Namun pada akhirnya, bagi kita yang hidup di dunia, tujuan kita adalah untuk menyelidiki perasaan ini ketika mereka muncul, sehingga kita dapat mengalaminya dengan tidak terikat. Kemudian kita dapat menikmati kesenangan dalam hidup kita, tanpa noda ketakutan bahwa itu akan berlalu, dan menanggung masa-masa yang menantang tanpa keputusasaan yang datang dengan rasa takut mereka tidak akan pernah berakhir. Periode retret dapat memberi kita kesempatan untuk mengeksplorasi respons internal kebiasaan kita secara lebih mendalam, karena rangsangan eksternal kita berkurang. Meditasi teratur juga menyediakan cara bagi kita untuk menyelidiki pola-pola ini, ketika kita memperhatikan reaksi internal kita terhadap pikiran yang muncul, atau gangguan yang kita alami.

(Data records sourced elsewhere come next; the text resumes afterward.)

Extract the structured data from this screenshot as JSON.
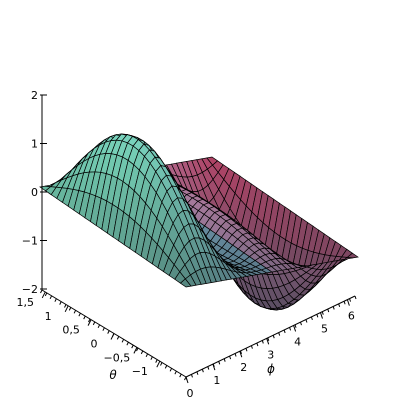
{
  "chart_data": {
    "type": "surface",
    "z_axis": {
      "ticks": [
        2,
        1,
        0,
        -1,
        -2
      ],
      "tick_labels": [
        "2",
        "1",
        "0",
        "−1",
        "−2"
      ],
      "range": [
        -2,
        2
      ]
    },
    "theta_axis": {
      "label": "θ",
      "ticks": [
        1.5,
        1,
        0.5,
        0,
        -0.5,
        -1
      ],
      "tick_labels": [
        "1,5",
        "1",
        "0,5",
        "0",
        "−0,5",
        "−1"
      ],
      "range": [
        -1.5708,
        1.5708
      ]
    },
    "phi_axis": {
      "label": "ϕ",
      "ticks": [
        0,
        1,
        2,
        3,
        4,
        5,
        6
      ],
      "tick_labels": [
        "0",
        "1",
        "2",
        "3",
        "4",
        "5",
        "6"
      ],
      "range": [
        0,
        6.2832
      ]
    },
    "function": "z = cos(theta) * (sin(2*phi) + 1.2*sin(phi))",
    "grid": {
      "theta_lines": 26,
      "phi_lines": 34
    },
    "colors": {
      "surface_light": "#7ff5c4",
      "surface_mid": "#8fd0e8",
      "surface_pink": "#f4a6d6",
      "surface_red": "#ee3d6a",
      "surface_dark": "#3f4a5a",
      "mesh": "#000000",
      "axis": "#000000"
    }
  }
}
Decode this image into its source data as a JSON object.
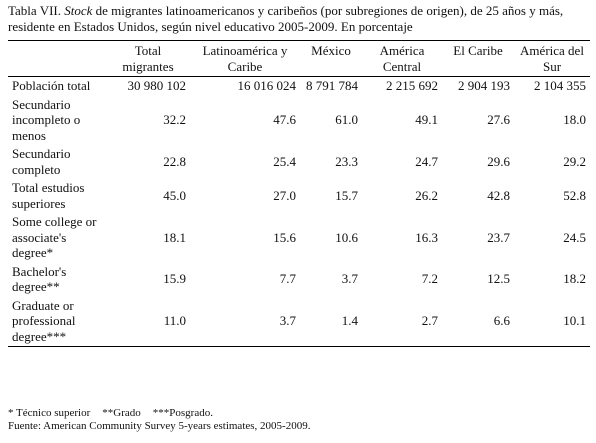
{
  "title": {
    "prefix": "Tabla VII.",
    "emphasis": "Stock",
    "rest": "de migrantes latinoamericanos y caribeños (por subregiones de origen), de 25 años y más, residente en Estados Unidos, según nivel educativo 2005-2009. En porcentaje"
  },
  "table": {
    "columns": [
      "Total migrantes",
      "Latinoamérica y Caribe",
      "México",
      "América Central",
      "El Caribe",
      "América del Sur"
    ],
    "rows": [
      {
        "label": "Población total",
        "values": [
          "30 980 102",
          "16 016 024",
          "8 791 784",
          "2 215 692",
          "2 904 193",
          "2 104 355"
        ]
      },
      {
        "label": "Secundario incompleto o menos",
        "values": [
          "32.2",
          "47.6",
          "61.0",
          "49.1",
          "27.6",
          "18.0"
        ]
      },
      {
        "label": "Secundario completo",
        "values": [
          "22.8",
          "25.4",
          "23.3",
          "24.7",
          "29.6",
          "29.2"
        ]
      },
      {
        "label": "Total estudios superiores",
        "values": [
          "45.0",
          "27.0",
          "15.7",
          "26.2",
          "42.8",
          "52.8"
        ]
      },
      {
        "label": "Some college or associate's degree*",
        "values": [
          "18.1",
          "15.6",
          "10.6",
          "16.3",
          "23.7",
          "24.5"
        ]
      },
      {
        "label": "Bachelor's degree**",
        "values": [
          "15.9",
          "7.7",
          "3.7",
          "7.2",
          "12.5",
          "18.2"
        ]
      },
      {
        "label": "Graduate or professional degree***",
        "values": [
          "11.0",
          "3.7",
          "1.4",
          "2.7",
          "6.6",
          "10.1"
        ]
      }
    ]
  },
  "footnotes": {
    "notes": [
      "* Técnico superior",
      "**Grado",
      "***Posgrado."
    ],
    "source": "Fuente: American Community Survey 5-years estimates, 2005-2009."
  }
}
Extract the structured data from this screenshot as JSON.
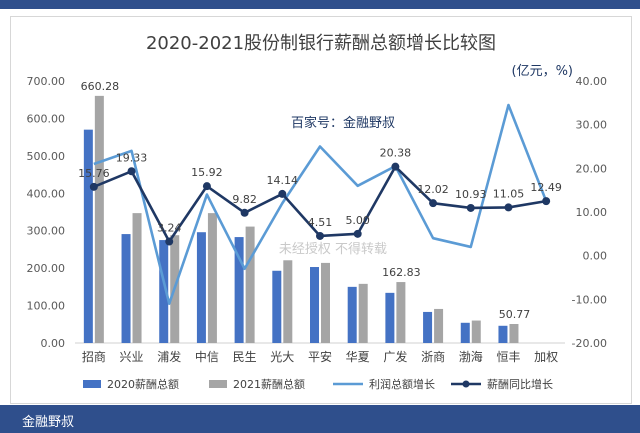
{
  "footer": {
    "text": "金融野叔"
  },
  "watermarks": {
    "source": "百家号：金融野叔",
    "notice": "未经授权 不得转载"
  },
  "colors": {
    "bar2020": "#4472c4",
    "bar2021": "#a5a5a5",
    "profitLine": "#5b9bd5",
    "compLine": "#1f3864",
    "frame": "#2f4f8c"
  },
  "chart_data": {
    "type": "bar",
    "title": "2020-2021股份制银行薪酬总额增长比较图",
    "unit_label": "(亿元，%)",
    "categories": [
      "招商",
      "兴业",
      "浦发",
      "中信",
      "民生",
      "光大",
      "平安",
      "华夏",
      "广发",
      "浙商",
      "渤海",
      "恒丰",
      "加权"
    ],
    "ylim_left": [
      0,
      700
    ],
    "ylim_right": [
      -20,
      40
    ],
    "left_ticks": [
      "0.00",
      "100.00",
      "200.00",
      "300.00",
      "400.00",
      "500.00",
      "600.00",
      "700.00"
    ],
    "right_ticks": [
      "-20.00",
      "-10.00",
      "0.00",
      "10.00",
      "20.00",
      "30.00",
      "40.00"
    ],
    "series": [
      {
        "name": "2020薪酬总额",
        "kind": "bar",
        "values": [
          570,
          291,
          275,
          296,
          283,
          193,
          203,
          150,
          134,
          83,
          54,
          46,
          null
        ]
      },
      {
        "name": "2021薪酬总额",
        "kind": "bar",
        "values": [
          660.28,
          347,
          288,
          347,
          311,
          221,
          214,
          158,
          162.83,
          91,
          60,
          50.77,
          null
        ]
      },
      {
        "name": "利润总额增长",
        "kind": "line",
        "values": [
          21,
          24,
          -11,
          14,
          -3,
          12,
          25,
          16,
          20.5,
          4,
          2,
          34.5,
          12.5
        ]
      },
      {
        "name": "薪酬同比增长",
        "kind": "line",
        "values": [
          15.76,
          19.33,
          3.24,
          15.92,
          9.82,
          14.14,
          4.51,
          5.0,
          20.38,
          12.02,
          10.93,
          11.05,
          12.49
        ]
      }
    ],
    "bar_labels": [
      {
        "series": 1,
        "index": 0,
        "text": "660.28"
      },
      {
        "series": 1,
        "index": 8,
        "text": "162.83"
      },
      {
        "series": 1,
        "index": 11,
        "text": "50.77"
      }
    ],
    "line_labels": [
      "15.76",
      "19.33",
      "3.24",
      "15.92",
      "9.82",
      "14.14",
      "4.51",
      "5.00",
      "20.38",
      "12.02",
      "10.93",
      "11.05",
      "12.49"
    ],
    "legend_position": "bottom",
    "grid": false
  }
}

Seperti yang dikatakan Pema Chodron dalam karya klasiknya Ketika Semuanya Jatuh, seiring berjalannya waktu kita bahkan dapat menghubungkan dengan Delapan Masalah Duniawi (atau Dharma, istilah yang dia gunakan) sebagai sarana untuk kebangkitan kita, alih-alih sebagai penghalang:

"Kita mungkin merasa bahwa entah bagaimana kita harus mencoba menghilangkan perasaan senang dan sakit ini, kehilangan dan perolehan, pujian dan kesalahan, ketenaran dan aib. Pendekatan yang lebih praktis adalah mengenal mereka, melihat bagaimana mereka menghubungkan kita, melihat bagaimana mereka mewarnai persepsi kita tentang realitas, melihat bagaimana mereka tidak sekokoh itu. Kemudian Delapan Dharma Duniawi menjadi sarana untuk menumbuhkan lebih bijak, juga lebih ramah dan lebih puas. "

- Pema Chodron, Ketika Semuanya Jatuh






Petunjuk Video: Di Tengah Kekhawatiran Virus Corona, Ratusan Wisatawan Asal China Kunjungi Pariaman (April 2024).